Ma quella tra Russia e Turchia non è propriamente un’alleanza. Il fatto che la Russia sia stata in grado di intensificare le politiche di ritorsione nei confronti della Turchia così rapidamente dopo la crisi del jet russo abbattuto nel 2015 conferma la lettura per cui le relazioni, nonostante le fanfare, non sono né simmetriche né strutturalmente profonde.

Inoltre, l’adesione alla Nato rimane per Ankara la migliore forma di difesa contro l’aggressione di Mosca nella regione del mar Nero ed è una garanzia di sicurezza collettiva che il governo turco probabilmente non sarà mai disposto a sacrificare.

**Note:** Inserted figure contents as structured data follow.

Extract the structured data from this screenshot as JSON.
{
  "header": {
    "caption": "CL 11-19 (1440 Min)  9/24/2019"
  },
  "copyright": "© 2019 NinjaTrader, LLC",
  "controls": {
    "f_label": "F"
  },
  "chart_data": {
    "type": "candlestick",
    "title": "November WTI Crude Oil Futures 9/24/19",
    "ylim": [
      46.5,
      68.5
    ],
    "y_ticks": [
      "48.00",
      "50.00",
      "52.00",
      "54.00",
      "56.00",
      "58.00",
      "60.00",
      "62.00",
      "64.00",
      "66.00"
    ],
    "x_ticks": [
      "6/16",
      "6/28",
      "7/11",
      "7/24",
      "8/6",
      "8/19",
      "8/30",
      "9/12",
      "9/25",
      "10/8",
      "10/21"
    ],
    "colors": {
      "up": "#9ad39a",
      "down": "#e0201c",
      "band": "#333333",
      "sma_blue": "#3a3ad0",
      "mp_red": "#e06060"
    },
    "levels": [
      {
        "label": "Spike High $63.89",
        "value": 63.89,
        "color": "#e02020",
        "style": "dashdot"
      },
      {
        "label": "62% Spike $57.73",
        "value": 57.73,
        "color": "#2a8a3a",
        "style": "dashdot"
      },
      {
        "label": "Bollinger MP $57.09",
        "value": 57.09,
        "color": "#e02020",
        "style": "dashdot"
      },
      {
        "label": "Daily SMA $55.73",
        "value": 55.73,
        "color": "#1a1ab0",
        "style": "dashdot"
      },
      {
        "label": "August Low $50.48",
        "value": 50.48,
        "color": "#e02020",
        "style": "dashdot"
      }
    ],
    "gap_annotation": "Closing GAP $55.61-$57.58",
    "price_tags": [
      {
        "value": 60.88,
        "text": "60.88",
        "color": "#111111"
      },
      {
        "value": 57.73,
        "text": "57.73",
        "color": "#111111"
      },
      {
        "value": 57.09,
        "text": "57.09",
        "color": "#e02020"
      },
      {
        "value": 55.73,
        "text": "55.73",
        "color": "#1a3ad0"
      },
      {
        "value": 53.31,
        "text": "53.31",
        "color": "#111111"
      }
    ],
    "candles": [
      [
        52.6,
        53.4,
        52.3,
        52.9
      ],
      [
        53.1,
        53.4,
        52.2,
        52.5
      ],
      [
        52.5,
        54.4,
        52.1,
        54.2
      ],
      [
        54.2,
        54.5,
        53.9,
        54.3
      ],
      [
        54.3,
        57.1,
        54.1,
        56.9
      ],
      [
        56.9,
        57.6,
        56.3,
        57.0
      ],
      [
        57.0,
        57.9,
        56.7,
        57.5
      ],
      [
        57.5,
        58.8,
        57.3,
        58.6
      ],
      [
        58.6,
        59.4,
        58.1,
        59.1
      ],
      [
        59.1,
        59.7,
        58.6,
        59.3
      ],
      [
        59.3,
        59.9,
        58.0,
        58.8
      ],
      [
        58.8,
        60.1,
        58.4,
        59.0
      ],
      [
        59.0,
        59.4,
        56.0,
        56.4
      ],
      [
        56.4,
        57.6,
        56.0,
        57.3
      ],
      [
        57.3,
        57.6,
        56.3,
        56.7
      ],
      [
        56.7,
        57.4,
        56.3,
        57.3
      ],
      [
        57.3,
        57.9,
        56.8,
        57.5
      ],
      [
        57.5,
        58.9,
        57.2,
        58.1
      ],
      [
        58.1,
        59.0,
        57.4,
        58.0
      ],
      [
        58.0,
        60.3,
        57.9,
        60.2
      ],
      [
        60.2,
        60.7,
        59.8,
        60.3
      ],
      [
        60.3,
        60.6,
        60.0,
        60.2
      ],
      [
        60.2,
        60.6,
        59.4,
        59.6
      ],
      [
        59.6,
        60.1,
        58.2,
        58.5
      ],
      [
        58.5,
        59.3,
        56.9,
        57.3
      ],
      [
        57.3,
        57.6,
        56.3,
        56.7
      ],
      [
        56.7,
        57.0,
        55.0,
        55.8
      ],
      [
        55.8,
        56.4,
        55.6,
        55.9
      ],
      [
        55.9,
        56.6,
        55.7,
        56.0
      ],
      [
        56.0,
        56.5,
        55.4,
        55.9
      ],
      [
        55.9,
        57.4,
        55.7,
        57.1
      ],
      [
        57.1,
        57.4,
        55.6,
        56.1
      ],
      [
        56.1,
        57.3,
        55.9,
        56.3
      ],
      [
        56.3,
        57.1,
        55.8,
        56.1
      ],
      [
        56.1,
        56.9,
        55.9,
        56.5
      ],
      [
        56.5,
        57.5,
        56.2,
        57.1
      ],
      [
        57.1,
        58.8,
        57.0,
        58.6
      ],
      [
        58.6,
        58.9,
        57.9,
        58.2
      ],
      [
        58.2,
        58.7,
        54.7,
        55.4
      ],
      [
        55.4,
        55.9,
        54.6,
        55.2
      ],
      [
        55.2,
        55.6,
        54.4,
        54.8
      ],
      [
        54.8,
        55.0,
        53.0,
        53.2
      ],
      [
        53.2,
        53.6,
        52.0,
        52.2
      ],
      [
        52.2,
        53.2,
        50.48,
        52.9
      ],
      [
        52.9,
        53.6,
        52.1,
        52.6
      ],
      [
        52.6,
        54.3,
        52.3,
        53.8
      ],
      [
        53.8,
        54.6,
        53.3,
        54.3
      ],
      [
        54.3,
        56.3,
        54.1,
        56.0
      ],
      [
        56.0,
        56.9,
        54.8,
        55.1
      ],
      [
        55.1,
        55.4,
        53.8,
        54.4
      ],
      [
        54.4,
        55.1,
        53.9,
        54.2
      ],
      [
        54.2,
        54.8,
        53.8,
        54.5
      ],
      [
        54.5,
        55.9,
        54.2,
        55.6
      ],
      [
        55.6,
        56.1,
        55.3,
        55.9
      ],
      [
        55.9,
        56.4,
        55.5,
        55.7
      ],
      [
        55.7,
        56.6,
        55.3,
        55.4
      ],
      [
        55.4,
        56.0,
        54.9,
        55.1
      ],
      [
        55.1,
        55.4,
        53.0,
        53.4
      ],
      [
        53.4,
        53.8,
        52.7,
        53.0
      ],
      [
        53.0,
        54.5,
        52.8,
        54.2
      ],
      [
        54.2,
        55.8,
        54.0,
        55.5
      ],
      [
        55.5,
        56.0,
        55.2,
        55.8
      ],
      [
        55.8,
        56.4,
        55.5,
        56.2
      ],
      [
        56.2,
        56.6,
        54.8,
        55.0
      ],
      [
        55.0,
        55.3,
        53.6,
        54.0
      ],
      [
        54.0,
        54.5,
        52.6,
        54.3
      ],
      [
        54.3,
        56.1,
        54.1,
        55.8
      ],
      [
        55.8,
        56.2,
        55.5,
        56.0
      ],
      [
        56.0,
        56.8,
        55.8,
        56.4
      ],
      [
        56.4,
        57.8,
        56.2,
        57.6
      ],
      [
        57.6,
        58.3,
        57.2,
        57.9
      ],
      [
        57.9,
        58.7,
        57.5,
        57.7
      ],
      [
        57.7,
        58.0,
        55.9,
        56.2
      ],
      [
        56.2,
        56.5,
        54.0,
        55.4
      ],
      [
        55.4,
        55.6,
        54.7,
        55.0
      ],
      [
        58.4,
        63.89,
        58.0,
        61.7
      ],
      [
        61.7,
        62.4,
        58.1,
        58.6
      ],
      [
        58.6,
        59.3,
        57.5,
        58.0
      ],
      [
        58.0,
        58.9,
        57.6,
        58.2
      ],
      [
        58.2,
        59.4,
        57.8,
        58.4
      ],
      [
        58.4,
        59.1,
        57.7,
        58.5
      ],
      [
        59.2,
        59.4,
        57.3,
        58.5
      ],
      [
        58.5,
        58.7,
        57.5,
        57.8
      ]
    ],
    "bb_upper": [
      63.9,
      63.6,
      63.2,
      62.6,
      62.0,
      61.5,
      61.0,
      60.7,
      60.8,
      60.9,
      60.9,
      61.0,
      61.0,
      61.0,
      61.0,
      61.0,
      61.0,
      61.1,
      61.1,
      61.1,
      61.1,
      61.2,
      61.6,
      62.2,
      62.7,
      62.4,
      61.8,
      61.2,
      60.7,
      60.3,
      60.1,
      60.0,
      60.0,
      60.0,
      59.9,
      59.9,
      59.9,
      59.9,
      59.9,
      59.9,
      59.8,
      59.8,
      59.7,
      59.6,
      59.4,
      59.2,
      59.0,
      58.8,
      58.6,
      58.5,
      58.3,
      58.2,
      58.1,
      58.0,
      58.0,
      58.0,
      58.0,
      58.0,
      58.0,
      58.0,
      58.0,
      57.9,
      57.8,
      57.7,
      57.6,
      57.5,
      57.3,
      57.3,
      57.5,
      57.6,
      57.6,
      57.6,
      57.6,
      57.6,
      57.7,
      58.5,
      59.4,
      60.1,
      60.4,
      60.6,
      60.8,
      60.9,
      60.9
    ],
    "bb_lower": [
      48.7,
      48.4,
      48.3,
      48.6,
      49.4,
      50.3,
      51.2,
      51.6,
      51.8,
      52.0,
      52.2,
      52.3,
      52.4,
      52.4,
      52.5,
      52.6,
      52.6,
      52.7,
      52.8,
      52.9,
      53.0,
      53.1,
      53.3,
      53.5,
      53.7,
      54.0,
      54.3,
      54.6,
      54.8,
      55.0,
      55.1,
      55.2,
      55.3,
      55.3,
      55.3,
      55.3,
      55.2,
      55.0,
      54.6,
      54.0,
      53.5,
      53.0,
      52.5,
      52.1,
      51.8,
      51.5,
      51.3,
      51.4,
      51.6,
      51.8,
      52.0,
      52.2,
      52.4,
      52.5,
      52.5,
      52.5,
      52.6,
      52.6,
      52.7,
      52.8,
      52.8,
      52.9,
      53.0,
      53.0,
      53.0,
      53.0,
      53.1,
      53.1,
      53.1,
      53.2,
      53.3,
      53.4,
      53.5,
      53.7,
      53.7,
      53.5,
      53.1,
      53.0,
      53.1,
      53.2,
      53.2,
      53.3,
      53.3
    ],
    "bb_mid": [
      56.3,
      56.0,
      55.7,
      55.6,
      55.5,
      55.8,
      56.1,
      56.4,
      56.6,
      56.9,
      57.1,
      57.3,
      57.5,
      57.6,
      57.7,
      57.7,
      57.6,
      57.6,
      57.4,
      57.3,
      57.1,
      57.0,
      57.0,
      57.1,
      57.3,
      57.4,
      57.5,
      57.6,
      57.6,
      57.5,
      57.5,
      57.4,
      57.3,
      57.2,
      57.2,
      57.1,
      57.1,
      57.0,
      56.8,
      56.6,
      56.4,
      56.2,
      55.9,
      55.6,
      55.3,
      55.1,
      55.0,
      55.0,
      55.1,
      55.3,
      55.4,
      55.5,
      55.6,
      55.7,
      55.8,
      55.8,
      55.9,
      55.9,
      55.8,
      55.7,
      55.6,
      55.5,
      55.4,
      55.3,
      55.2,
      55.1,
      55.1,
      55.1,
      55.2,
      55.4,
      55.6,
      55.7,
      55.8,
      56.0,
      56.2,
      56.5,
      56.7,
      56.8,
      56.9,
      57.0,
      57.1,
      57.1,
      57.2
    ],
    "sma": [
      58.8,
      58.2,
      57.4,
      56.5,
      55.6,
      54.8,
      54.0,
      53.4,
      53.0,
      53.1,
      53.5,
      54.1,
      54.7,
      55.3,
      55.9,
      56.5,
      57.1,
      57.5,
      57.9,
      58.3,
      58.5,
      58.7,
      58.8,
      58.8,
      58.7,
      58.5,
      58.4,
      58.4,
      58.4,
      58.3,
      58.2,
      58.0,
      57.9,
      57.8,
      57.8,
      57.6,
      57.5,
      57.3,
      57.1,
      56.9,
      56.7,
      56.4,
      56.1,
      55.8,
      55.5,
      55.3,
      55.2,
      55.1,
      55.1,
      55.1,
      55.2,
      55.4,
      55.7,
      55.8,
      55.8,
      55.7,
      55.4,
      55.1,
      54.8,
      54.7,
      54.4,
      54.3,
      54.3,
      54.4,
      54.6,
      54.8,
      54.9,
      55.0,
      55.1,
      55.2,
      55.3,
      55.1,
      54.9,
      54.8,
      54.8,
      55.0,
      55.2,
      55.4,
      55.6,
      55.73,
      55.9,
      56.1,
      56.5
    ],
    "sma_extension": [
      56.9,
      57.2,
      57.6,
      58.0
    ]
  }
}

D’altronde, non si può escludere che in futuro possano emergere nuovi fronti regionali tra Russia e Turchia. Non solo alla luce della storia dei conflitti turco-russi, ma anche considerando le attuali divergenze circa l’invasione russa dell’Ucraina, i diversi “conflitti congelati” nel loro “vicinato”, tensioni residue in Siria e Libia e possibili scontri per accrescere l’influenza in Africa subsahariana.

Approccio transazionale

La relazione tra Nato e Turchia è storicamente caratterizzata da divergenze e crisi, e da un approccio “transazionale” della Turchia, oggi dimostrato dall’opposizione di Ankara all’adesione svedese e finlandese, che mira anche a sollevare l’embargo sulle armi contro il paese. In passato, la Turchia ha bloccato la cooperazione Nato-Ue come ritorsione per l’ingresso della Repubblica greca di Cipro nell’Unione europea, rendendo praticamente nullo l’accordo Berlin plus del 2002 che avrebbe appunto approfondito la collaborazione con Bruxelles.

Ma la relazione è segnata anche dalla cosiddetta “alliance dependency”, ovvero dalla consapevolezza da entrambe le parti di essere troppo dipendenti dall’alleanza per recidere i legami. L’alternativa è semplicemente considerata peggiore. Per la Nato (e l’Unione), inimicarsi la Turchia nell’attuale situazione di scontro con la Russia non sarebbe razionale. Quindi, anche se la guerra in Ucraina sembra voler rafforzare la dimensione valoriale nell’Alleanza, permarrà probabilmente anche una buona dose di pragmatismo. Lo stesso pragmatismo pervade le scelte turche, visto che l’equilibrio tra il contenimento della Russia nel mar Nero e il mantenimento di buone relazioni con Mosca, anche alla luce della questione curda, deve essere preservato.

Le contraddizioni della relazione della Turchia con la Nato sono riassunte nei risultati di un sondaggio realizzato qualche anno fa, nel 2017, dal German Marshall fund con l’università Bilgi: nonostante solo il 13 per cento degli intervistati avesse un’opinione positiva della Nato, la maggior parte di essi dichiarava di volerci rimanere.

Alla luce di questi elementi, possiamo azzardare una risposta alla più cruciale delle domande fatte in apertura: qual è il futuro della Turchia nella Nato? Il futuro di Ankara è nell’Alleanza, per ora. Ma attenzione a non darlo troppo per scontato.